Après six ans d’études à Paris, le jeune homme revint en Savoie et fut envoyé par son père à l’Université de Padoue, en Italie, pour y étudier la jurisprudence et la théologie. Là encore, il fut victorieux des plus dangereuses tentations ; étant tombé gravement malade, il revint peu à peu à la santé, à l’étonnement des médecins. Après de brillants examens, il reçut le bonnet de docteur des mains de l’évêque de Padoue, et quitta cette ville savante, au milieu d’un concert unanime de louanges et de bénédictions. François fit ensuite le pèlerinage de Rome et de Lorette.
A peine eut-il fléchi les genoux dans ce dernier sanctuaire, qu’il se sentit embrasé d’amour de Dieu comme s’il fût entré dans une fournaise. Il se confessa, communia et renouvela son vœu de chasteté.
Sacrifice du monde et ordination.
François de Sales rentrait en Savoie à l’âge de vingt-cinq ans. C’était le plus accompli des jeunes seigneurs de son temps. Justement fier d’un tel fils, M. de Boisy fondait sur lui les plus brillantes espérances. Il lui conféra la seigneurie de Villaroget, puis l’envoya à Chambéry subir les épreuves d’usage pour être reçu avocat au Sénat de Savoie. François fut reçu brillamment par l’assemblée réunie en séance solennelle.

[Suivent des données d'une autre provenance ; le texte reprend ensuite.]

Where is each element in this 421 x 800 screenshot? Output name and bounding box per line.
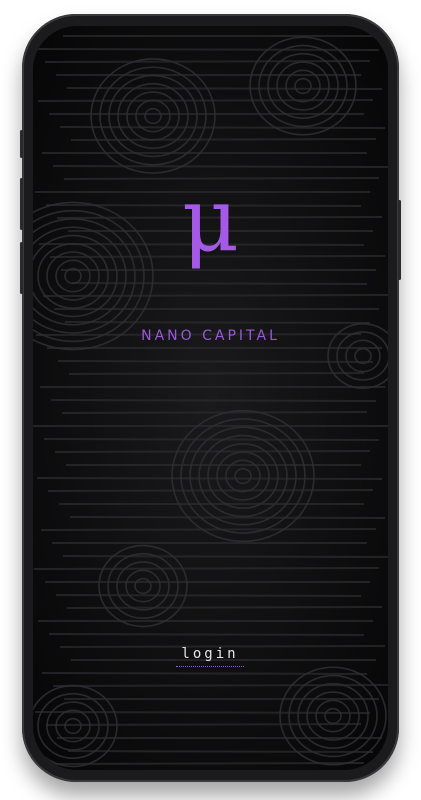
login-button[interactable]: login [176, 646, 244, 667]
grain-line [57, 360, 374, 363]
grain-line [67, 750, 374, 753]
grain-line [69, 516, 386, 519]
grain-line [54, 450, 371, 453]
grain-line [59, 126, 386, 129]
grain-line [55, 594, 362, 597]
grain-line [34, 711, 371, 714]
grain-line [48, 633, 365, 636]
power-button [398, 200, 401, 280]
grain-line [45, 723, 362, 726]
grain-line [41, 672, 368, 675]
grain-line [40, 528, 377, 531]
app-screen: μ NANO CAPITAL login [33, 26, 388, 770]
grain-line [42, 294, 388, 297]
grain-line [52, 165, 388, 168]
grain-line [50, 399, 377, 402]
grain-line [68, 372, 365, 375]
mu-logo: μ [181, 168, 240, 271]
grain-line [36, 477, 383, 480]
grain-line [43, 438, 380, 441]
grain-line [33, 567, 380, 570]
grain-line [52, 684, 388, 687]
grain-line [66, 87, 383, 90]
grain-line [33, 48, 380, 51]
grain-line [44, 60, 371, 63]
grain-line [66, 606, 383, 609]
volume-up-button [20, 178, 23, 230]
volume-down-button [20, 242, 23, 294]
grain-line [47, 489, 374, 492]
grain-line [61, 411, 368, 414]
brand-name: NANO CAPITAL [141, 328, 280, 344]
side-button [20, 130, 23, 158]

C’est en revenant à Annecy, dans la forêt de Sonnaz, que, son cheval s’étant abattu par trois fois, par trois fois aussi le fourreau et l’épée de François formèrent sur le chemin une croix parfaitement régulière. Le jeune avocat y vit un signe du ciel et résolut de suivre son attrait pour l’état ecclésiastique. Aussi, lorsque son père voulut le marier à la fille du seigneur de Veigy, qui, à une grande fortune, joignait les plus belles qualités de l’esprit et du cœur, François refusa-t-il avec habileté et fermeté.
En vain, le marquis multiplia ses propositions et ses instances, François resta inébranlable dans sa résolution. Il se jeta aux pieds de son père pour le conjurer de ne plus contrarier les desseins de Dieu, et lui fît connaître son vœu de chasteté.
François entra donc dans l’état ecclésiastique, fut nommé prévôt du Chapitre de Genève, et ordonné prêtre à Annecy, le 18 décembre 1593. En lui imposant, les mains, le vénérable évêque de Genève, Claude Granier, ne put retenir ses larmes ; il lui semblait voir à ses pieds un séraphin plutôt qu’un homme. L’émotion gagna toute l’assistance, et la cérémonie s’acheva au milieu des sanglots.
Peu de jours après, le nouveau prêtre inaugura son ministère avec un zèle digne des apôtres. Il prêchait souvent, avec une simplicité, une onction, une doctrine qui gagnaient les esprits et les cœurs. Il passait une partie de ses journées au confessionnal, ne se lassant jamais d’accueillir les pécheurs et les pauvres.
Mission du Chablais.
Le Chablais, région de l’ancien duché de Savoie, est un massif montagneux qui s’élève sur la rive méridionale du lac de Genève.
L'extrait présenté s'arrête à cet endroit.